16 February 2018
“Genomics will not stop with As, Cs, Ts, and Gs,” says Marc Fiume, Co-Lead of the GA4GH Discovery Work Stream and CEO of DNAStack. “We’re going to have to integrate phenotypic and clinical information and run machine learning to extract insights; physicians will need to make diagnoses and prescribe precision medications; pharma companies will need to use genomics to understand the efficacy of their drugs.”
All of this, Fiume says, requires not just the generation of genomics data, but also the ability to process it in the cloud, connect it to clinical records, and use those discoveries in a systematic way to design a holistic solution for applying genomic medicine in healthcare.
This week DNAstack together with Canada’s Genomics Enterprise (CGEN), fellow GA4GH Member Organizations Google and the Centre of Genomics and Policy, and others launched Canadian Genomics Cloud (CGC): a national cloud-based infrastructure for genomics initiatives to share data across Canada.

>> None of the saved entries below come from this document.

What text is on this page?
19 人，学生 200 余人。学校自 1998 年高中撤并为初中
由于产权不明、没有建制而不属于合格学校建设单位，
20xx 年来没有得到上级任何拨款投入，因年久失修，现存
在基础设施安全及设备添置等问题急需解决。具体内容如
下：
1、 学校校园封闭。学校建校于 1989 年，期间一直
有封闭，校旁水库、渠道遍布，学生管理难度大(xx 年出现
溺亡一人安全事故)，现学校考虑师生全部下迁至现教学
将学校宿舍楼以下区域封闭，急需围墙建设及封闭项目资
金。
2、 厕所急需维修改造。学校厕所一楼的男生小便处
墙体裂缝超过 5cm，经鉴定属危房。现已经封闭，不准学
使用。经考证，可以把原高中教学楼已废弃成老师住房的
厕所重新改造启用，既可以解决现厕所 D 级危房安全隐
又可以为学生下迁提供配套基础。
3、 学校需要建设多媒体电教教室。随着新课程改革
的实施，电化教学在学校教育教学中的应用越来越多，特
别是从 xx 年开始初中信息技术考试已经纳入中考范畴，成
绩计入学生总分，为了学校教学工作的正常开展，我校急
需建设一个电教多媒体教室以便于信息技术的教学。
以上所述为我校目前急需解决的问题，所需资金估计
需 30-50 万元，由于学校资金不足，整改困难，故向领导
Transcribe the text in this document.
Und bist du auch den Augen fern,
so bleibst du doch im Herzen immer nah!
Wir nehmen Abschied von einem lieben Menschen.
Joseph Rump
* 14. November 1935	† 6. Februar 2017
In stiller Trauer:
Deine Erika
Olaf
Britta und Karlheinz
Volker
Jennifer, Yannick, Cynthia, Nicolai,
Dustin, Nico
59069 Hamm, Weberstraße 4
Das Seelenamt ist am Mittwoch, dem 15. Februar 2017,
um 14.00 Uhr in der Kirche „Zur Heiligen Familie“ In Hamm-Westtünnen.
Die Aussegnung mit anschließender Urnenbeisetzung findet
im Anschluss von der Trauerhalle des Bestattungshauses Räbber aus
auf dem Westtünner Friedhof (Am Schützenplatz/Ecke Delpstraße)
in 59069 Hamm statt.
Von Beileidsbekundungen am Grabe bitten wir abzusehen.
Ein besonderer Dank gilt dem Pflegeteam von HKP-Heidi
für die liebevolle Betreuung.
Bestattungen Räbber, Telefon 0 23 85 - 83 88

The hope, Fiume says, is that the CGC will lay the groundwork for a future national precision medicine initiative by demonstrating the readiness of the Canadian genomics ecosystem to bring together high-powered cloud and sequencing facilities and integrating their systems to enable facile, secure data sharing, discovery, and exchange.
To that end, the CGC will be developing all of its solutions according to GA4GH standards. “The software will build upon a set of principles, many of which are shared by GA4GH. For example, we need to do this at scale and we need data and methods to be shared in the cloud.” Tactically, he says, this will look like a suite of GA4GH and clinical application programming interfaces (API) that work together to allow data to transition from the sequencer to the scientist and ultimately to the clinician.
In particular, the effort will align itself with the standards developed by the GA4GH Cloud and Discovery Work Streams. “We plan to continue to follow the trajectory of those new Work Streams, expecting that it will take about a year for new APIs to be stable and to have mature implementations at CGC.”
As announced earlier this week in the 2018 Strategic Roadmap, the Cloud Work Stream plans to develop a set of cohesive, interoperable APIs for virtually storing, analysing, and sharing data. The Tool Registry Service (TRS), Workflow Execution Service (WES), Data Object Service (DOS), and Task Execution Service (TES) APIs are designed to work together to allow researchers at disparate institutions to bring their analyses to data stored in the cloud rather than transferring these large datasets between institutions or around the globe.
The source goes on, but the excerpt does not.